Let everyone know what’s coming
This may seem obvious, but it’s a step that’s often skipped. Make all staff and stakeholders aware that you’re planning to install telematics solutions in vehicles. This way, drivers and operators have time to prepare for the change and ask any questions they have, and business leaders or management are in the loop about how this will affect operations. Be sure to emphasize what the benefits will be, as this increases buy-in. Letting staff know in advance of the installation will also allow everyone time to train so they can hit the ground running and will feel empowered to utilize the system to its fullest potential.
Have a candid conversation
All involved parties should be told exactly what the tool is, how it works and what the business is planning to do with the data it generates. From executives to safety managers and drivers, ensure that each employee understands how they will interact with the tech and what the expectations of use will be. Encourage drivers and operators to ask questions - even if they’re uncomfortable ones - and hold an information session to respond to any concerns. Creating an open dialogue will reassure everyone that you’re listening and taking their viewpoints seriously, while also letting you dispel any rumours and explain the benefits of GPS tracking technology for them.
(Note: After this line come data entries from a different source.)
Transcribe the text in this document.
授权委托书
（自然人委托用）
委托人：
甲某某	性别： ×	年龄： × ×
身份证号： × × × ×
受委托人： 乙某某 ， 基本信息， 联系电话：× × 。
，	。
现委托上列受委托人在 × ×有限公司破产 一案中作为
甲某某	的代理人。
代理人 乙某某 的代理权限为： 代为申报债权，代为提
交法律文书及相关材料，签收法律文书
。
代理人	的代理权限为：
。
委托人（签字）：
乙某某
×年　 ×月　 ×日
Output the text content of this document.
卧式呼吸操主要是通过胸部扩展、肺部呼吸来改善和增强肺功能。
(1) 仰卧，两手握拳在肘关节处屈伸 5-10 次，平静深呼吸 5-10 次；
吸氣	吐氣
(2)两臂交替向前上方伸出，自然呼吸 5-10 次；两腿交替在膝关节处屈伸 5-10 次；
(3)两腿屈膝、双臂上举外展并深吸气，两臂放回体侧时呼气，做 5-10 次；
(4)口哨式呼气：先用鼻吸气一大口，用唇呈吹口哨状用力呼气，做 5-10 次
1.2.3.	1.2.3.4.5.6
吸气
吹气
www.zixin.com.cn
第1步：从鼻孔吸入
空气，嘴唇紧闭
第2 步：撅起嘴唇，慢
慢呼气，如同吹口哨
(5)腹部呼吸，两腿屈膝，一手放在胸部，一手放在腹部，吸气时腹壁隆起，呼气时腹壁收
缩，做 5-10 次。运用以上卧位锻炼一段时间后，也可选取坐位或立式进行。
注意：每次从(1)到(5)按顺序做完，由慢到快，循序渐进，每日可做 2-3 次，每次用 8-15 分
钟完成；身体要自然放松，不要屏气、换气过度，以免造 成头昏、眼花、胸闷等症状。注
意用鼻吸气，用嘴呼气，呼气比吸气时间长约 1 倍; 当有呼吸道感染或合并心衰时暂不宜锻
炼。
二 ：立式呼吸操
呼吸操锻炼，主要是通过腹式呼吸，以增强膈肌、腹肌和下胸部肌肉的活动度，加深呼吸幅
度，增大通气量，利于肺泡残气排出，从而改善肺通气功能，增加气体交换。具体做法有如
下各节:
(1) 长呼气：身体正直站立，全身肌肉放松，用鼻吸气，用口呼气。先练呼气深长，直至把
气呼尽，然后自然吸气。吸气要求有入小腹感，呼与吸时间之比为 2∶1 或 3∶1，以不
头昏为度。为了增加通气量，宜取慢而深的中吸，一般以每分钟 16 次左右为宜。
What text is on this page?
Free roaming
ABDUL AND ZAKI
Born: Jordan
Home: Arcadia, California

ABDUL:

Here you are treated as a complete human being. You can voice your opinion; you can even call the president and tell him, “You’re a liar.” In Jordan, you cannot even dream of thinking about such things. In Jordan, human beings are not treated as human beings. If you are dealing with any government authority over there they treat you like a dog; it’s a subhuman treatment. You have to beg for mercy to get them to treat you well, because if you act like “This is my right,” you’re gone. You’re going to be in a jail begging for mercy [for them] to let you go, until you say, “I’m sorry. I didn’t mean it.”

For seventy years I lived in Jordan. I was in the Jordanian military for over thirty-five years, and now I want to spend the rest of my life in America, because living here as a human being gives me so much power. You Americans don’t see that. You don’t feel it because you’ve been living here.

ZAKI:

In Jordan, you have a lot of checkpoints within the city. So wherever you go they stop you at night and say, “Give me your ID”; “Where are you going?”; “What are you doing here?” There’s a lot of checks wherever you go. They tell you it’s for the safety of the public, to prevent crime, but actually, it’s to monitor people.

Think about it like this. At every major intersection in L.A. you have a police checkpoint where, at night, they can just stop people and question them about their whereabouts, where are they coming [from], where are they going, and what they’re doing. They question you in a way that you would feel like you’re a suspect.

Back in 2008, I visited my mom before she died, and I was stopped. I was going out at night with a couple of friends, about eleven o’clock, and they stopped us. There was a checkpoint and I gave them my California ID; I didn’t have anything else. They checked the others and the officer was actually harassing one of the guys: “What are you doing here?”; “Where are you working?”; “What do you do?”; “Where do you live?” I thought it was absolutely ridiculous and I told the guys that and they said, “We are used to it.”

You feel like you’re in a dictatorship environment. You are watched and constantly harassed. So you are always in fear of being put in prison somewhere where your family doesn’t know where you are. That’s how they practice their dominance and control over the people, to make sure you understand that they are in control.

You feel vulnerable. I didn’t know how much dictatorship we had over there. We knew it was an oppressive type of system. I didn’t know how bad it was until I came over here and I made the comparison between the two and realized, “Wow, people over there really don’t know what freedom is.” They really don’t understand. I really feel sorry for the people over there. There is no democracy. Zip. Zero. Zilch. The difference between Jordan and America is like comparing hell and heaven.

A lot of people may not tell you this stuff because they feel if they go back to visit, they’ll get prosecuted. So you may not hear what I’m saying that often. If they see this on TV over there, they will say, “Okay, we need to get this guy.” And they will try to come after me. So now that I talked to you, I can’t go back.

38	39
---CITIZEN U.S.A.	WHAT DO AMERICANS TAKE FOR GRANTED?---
Be specific about the goals
Explain exactly what data you’re capturing and what you hope to gain by it, whether you’re trying to reduce accident rates, streamline manual business processes or drive down costs by zeroing in on issues like fuel burn. This helps drivers understand that the technology isn’t being implemented as a punishment and clearly communicates the desired outcomes to management. For drivers and operators, highlight the importance of abiding by legislation, and the role they play in compliance. From a fleet manager or safety operator perspective, explain how the technology will affect their roles in both the short-term (with installation, onboarding and troubleshooting) and the long-term, with ongoing training and reporting on results. For fleet administrators, explain how fleet management software will improve the day-to-day process and data crunching by managing telematics information in a digital format, meaning less manual paperwork to process.
Build and reinforce trust
When you’re installing technology that monitors your drivers’ behavior, especially safety dashboard cameras, you’re likely to face complaints about invasion of privacy or a lack of trust. If your vehicles are also permitted to be used for private purposes, this will be of particular concern, so it’s important to explain when journeys will and won’t be tracked. At the administrative and management levels, take time to review and discuss specific driver concerns and prepare staff to manage feedback or questions. On the other side, reiterate what drivers and the organization stand to gain from technology, like improved safety, emphasizing that technology will show how well drivers are performing.
Get everyone involved
Once you’ve collected some data on your drivers’ performance, share relevant insights with employees on how they’re driving, and use it as the basis for personalized coaching and incentive programs. Putting a safety target in place will help them feel involved and invested in the company’s objectives, and you can use data to show how their actions are contributing to those goals. You could also try starting a competition among drivers with a reward for the safest driving. The incentive could be anything from monetary bonuses to extra time off to driving the newest vehicle in the fleet. For administrative staff, keep them in the loop on important insights and regular reporting on results of driver behavior. Be sure to communicate positive trends and pain points to let them know how drivers are performing. Keep management up-to-date with consistent check-ins and reporting on fleet-wide trends so they have insight into how technology solutions are impacting the business from a high-level.
When adopting any technology for your fleet, these steps will help your company prepare all members of the staff for the change to ultimately create a data-driven culture where everyone is invested in the results.